Les parents ont été invités à évaluer la fréquence des agressions physiques et les capacités linguistiques de leurs enfants à 17, 29, 41, 60 et 72 mois. Les comportements des parents - comportement punitif et affectueux - ont également été évalués.
Les chercheurs ont découvert une corrélation entre la fréquence des agressions physiques et la qualité du développement du langage entre 17 et 41 mois. En fait, les enfants qui avaient de faibles compétences linguistiques à 17 mois ont commis plus d'actes d'agression physique à 29 mois, et la fréquence de ce comportement agressif à 29 mois était associée à des compétences linguistiques plus faibles à 41 mois.

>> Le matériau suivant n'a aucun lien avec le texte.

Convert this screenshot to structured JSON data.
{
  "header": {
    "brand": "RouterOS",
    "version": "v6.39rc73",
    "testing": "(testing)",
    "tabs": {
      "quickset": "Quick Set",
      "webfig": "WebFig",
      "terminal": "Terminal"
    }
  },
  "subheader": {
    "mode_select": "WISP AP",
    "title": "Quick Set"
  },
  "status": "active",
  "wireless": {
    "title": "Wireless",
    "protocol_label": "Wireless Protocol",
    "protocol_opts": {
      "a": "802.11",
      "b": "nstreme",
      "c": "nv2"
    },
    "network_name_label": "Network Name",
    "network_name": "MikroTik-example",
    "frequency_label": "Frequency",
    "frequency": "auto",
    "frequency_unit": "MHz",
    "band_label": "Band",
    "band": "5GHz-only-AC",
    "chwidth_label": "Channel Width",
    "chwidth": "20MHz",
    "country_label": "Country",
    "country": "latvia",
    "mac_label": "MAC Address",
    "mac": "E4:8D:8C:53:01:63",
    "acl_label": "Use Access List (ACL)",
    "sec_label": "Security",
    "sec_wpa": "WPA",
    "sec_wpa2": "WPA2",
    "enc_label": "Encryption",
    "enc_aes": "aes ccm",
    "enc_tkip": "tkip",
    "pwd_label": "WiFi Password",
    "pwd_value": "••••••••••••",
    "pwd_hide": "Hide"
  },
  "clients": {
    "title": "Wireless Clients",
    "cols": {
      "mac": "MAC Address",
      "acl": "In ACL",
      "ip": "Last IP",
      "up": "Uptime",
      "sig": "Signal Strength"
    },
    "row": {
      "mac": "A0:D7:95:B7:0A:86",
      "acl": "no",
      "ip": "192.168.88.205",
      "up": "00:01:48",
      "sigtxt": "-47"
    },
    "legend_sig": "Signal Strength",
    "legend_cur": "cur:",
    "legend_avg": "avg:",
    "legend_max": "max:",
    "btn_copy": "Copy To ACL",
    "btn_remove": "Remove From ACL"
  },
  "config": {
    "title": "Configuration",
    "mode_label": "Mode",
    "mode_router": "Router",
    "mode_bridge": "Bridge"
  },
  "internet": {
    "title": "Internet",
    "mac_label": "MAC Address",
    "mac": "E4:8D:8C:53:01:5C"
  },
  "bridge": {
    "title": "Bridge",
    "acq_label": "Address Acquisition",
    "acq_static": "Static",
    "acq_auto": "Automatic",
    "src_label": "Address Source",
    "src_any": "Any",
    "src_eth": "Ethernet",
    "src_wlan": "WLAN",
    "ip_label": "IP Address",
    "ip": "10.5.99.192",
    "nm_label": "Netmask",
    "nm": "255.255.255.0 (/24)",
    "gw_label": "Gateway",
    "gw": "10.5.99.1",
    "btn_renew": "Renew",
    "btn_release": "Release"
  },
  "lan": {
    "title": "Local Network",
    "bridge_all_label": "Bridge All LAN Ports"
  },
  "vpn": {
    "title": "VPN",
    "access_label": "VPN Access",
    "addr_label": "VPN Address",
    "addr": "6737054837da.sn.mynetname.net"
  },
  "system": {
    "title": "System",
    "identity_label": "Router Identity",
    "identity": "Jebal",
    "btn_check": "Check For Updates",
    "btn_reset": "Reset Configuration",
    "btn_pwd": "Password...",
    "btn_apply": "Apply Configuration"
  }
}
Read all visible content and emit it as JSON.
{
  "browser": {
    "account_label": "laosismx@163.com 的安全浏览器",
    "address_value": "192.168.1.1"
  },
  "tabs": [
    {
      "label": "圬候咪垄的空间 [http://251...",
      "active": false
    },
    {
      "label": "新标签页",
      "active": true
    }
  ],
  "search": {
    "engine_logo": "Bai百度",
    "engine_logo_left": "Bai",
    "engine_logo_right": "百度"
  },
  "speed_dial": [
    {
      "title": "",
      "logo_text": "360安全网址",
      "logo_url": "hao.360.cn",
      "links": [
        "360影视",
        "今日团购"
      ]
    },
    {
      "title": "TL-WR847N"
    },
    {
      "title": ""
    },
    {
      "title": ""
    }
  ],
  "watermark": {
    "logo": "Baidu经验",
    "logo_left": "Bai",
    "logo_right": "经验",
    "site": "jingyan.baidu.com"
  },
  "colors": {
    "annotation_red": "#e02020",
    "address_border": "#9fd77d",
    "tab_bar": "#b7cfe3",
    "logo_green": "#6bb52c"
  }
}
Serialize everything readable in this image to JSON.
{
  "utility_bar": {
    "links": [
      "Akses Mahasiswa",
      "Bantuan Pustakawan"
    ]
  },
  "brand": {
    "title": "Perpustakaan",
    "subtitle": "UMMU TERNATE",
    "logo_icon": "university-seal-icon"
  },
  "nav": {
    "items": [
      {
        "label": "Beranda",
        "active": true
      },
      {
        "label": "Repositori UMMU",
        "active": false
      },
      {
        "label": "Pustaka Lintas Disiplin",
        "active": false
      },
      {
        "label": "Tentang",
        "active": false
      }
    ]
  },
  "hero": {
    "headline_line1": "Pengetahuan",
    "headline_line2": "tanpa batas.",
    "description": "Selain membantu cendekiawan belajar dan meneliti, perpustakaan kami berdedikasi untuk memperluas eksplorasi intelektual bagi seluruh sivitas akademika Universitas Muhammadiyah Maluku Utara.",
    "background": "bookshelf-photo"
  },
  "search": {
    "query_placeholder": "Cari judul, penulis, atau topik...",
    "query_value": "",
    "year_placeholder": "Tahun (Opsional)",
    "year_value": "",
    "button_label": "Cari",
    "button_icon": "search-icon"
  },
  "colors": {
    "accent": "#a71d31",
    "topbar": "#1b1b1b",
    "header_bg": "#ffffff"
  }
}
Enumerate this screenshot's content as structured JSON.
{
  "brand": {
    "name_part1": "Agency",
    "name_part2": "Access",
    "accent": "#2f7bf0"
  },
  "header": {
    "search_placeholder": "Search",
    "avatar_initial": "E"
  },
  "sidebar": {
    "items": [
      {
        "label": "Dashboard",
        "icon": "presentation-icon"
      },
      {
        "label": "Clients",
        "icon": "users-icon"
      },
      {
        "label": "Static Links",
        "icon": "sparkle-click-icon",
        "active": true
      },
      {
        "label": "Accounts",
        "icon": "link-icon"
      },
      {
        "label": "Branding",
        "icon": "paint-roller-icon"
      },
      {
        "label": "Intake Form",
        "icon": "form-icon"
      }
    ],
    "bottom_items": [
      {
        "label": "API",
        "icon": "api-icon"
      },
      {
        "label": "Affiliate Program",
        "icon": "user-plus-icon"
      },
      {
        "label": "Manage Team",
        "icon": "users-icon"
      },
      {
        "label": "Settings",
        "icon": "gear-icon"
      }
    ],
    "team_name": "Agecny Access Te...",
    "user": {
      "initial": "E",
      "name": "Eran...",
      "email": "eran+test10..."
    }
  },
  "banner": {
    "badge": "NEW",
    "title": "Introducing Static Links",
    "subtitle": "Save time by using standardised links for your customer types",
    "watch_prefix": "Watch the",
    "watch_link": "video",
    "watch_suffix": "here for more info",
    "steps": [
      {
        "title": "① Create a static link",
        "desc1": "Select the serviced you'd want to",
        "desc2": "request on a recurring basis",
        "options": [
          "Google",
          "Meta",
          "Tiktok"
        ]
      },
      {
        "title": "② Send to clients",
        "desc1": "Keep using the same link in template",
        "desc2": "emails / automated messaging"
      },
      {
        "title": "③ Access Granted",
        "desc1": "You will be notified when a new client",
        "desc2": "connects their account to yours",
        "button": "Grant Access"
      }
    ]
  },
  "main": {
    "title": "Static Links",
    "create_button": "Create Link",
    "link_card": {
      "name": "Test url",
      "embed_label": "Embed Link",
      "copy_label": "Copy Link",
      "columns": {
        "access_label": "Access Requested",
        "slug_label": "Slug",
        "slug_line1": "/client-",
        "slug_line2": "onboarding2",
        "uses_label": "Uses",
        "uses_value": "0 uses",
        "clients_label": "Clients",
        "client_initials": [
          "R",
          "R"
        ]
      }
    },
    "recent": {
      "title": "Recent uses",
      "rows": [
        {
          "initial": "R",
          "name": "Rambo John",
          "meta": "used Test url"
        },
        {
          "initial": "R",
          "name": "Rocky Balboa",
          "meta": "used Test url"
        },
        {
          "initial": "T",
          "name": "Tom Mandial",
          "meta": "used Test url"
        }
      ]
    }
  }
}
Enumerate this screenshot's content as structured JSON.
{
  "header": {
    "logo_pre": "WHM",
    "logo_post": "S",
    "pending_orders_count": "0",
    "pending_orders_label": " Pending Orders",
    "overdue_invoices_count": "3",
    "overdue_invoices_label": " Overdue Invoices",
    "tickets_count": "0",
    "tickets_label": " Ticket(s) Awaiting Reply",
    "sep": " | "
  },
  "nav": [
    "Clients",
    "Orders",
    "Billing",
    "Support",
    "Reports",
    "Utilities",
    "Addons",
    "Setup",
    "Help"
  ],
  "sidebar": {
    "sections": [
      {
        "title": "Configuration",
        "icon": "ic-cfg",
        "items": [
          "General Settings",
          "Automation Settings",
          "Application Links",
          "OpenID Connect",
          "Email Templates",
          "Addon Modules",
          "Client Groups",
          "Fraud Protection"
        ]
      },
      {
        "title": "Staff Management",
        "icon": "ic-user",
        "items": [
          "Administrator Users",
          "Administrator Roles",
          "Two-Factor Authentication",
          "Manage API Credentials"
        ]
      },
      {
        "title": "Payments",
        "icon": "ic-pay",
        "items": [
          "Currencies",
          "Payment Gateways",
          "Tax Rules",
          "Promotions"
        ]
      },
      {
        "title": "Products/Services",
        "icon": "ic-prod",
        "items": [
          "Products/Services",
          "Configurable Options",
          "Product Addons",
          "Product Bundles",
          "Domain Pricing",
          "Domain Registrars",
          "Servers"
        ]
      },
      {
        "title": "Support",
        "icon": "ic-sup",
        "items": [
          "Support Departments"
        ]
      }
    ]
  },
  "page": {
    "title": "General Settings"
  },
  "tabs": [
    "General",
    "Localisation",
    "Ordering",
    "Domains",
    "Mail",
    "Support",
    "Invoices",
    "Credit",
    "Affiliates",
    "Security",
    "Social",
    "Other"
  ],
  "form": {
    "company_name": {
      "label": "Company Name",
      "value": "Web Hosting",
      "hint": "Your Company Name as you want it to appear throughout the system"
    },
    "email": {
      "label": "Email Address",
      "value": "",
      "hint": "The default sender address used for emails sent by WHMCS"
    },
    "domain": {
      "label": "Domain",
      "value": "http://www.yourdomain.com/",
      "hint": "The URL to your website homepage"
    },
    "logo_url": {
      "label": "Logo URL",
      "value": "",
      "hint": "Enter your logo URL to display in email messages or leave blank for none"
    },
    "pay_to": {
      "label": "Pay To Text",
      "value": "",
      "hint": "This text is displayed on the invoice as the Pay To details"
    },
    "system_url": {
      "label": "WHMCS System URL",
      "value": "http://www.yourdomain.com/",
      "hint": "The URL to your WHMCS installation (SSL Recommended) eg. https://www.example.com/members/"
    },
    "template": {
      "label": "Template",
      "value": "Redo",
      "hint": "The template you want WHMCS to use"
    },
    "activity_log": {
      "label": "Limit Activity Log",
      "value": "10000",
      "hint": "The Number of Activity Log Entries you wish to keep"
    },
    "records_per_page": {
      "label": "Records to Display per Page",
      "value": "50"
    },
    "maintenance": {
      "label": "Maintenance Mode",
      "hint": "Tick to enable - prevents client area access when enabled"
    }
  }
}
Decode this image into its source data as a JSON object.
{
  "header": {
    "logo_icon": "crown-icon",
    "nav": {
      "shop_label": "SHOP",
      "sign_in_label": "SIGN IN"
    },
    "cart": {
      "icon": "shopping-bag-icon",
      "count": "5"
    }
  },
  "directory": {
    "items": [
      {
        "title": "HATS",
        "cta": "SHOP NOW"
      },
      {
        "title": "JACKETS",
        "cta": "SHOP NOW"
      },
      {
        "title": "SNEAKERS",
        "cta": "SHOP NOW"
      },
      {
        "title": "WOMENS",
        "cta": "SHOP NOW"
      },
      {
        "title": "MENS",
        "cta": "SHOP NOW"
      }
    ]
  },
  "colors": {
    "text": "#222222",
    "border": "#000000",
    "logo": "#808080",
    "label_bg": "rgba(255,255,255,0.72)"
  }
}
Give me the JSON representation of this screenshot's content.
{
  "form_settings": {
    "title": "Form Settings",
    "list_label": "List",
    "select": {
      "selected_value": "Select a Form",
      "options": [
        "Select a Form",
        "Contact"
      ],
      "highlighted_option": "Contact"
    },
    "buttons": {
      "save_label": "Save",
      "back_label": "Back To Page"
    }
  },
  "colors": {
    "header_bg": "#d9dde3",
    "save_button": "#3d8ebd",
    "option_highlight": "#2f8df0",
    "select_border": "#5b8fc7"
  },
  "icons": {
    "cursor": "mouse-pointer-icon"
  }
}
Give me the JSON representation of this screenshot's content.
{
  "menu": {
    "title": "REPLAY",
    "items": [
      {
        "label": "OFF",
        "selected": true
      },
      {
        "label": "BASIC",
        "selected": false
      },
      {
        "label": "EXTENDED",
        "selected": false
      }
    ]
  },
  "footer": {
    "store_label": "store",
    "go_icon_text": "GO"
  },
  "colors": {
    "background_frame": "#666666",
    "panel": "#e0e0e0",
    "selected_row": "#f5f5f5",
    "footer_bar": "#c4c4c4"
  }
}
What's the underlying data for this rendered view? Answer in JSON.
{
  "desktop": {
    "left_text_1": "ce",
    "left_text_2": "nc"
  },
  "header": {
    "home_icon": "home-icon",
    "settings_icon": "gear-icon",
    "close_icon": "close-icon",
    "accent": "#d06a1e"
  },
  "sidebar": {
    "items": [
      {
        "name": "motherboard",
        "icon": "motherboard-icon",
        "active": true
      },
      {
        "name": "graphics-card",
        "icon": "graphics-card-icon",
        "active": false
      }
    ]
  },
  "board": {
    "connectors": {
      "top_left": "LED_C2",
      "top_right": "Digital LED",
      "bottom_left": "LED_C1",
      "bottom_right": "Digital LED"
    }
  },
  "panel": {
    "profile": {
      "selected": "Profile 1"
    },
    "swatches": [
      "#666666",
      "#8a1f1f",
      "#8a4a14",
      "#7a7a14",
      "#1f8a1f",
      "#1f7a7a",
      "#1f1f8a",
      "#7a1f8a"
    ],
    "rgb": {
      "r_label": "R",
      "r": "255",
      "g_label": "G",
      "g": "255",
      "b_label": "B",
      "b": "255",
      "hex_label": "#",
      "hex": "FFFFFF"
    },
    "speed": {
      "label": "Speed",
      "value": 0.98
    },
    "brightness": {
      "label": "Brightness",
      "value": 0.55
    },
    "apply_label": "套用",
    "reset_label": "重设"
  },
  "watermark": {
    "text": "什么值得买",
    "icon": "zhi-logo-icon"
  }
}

Cependant, selon les enquêteurs, cette association était assez faible, et le fait qu'elle disparaisse à 41 mois pourrait s'expliquer par le fait que la période de 17 à 41 mois a été marquée par un développement significatif des capacités langagières et une forte fréquence des agressions physiques.
«Les humains utilisent le plus souvent l'agression physique entre 17 et 41 mois», a expliqué le Dr Richard E. Tremblay, professeur aux départements de psychologie et de pédiatrie.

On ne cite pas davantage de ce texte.